Last week I got into a terrifying car accident and today I am lucky to be alive. The following days after my accident, I was pretty frightened to drive. People were on my ass when I was going the speed limit or they were cutting me off for no reason. Here I was terrified of driving and they could see my car was not in the best of conditions. Yet several people continued driving that way around me.
I sat there and thought they have no idea what I went through. How I almost lost my life the day before. Experiencing that helped me change my attitude of how I looked at other drivers. I have no idea what type of day they are having or what they may be going through in their life. It was then that I started looking more outward to see the people around me.
Today, a customer at work responded to me with a short and not so friendly attitude. She even had a disgruntled face and looked irritated. I was a bit taken back from the way she was acting towards me, yet I smiled and spoke to her in a welcoming manner. After a few minutes of speaking with her she got emotional. She apologized for being that way and told me her Mom passed away yesterday.
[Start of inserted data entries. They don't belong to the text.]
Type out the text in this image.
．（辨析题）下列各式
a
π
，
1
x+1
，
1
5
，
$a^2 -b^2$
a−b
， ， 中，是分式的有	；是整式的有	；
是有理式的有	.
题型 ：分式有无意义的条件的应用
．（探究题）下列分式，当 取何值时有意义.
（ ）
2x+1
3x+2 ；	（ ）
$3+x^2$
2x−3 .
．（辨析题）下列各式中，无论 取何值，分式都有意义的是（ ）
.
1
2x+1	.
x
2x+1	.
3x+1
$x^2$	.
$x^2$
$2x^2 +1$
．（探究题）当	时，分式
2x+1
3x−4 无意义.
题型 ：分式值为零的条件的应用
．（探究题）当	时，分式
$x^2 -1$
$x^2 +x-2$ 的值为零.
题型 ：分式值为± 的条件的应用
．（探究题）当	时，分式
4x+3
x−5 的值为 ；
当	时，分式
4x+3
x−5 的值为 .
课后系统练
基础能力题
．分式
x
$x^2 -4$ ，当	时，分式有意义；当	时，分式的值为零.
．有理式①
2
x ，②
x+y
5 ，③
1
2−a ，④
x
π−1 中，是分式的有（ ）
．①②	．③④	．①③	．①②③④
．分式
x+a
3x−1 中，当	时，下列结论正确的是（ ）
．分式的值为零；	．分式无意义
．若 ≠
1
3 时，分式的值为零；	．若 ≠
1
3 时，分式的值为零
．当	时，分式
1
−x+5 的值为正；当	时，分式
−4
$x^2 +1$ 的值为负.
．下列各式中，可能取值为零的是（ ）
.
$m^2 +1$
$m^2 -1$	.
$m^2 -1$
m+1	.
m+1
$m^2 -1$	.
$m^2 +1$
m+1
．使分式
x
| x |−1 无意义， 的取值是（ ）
Today was her first day of work and she didn’t want anyone to know. Since she knew I wasn’t her manager, she let her guard down and told me that. She was trying so hard to keep it together, that just talking was hard for her. For goodness sake, she lost her Mom last night and is here today starting a new job. I was completely heartbroken for her. I felt her sadness. I can’t even imagine going through that and trying to be in her shoes right now.
Take a moment during those trying times and give that person the benefit of the doubt. They may be going through a difficult time in their life. Send out the positive vibes!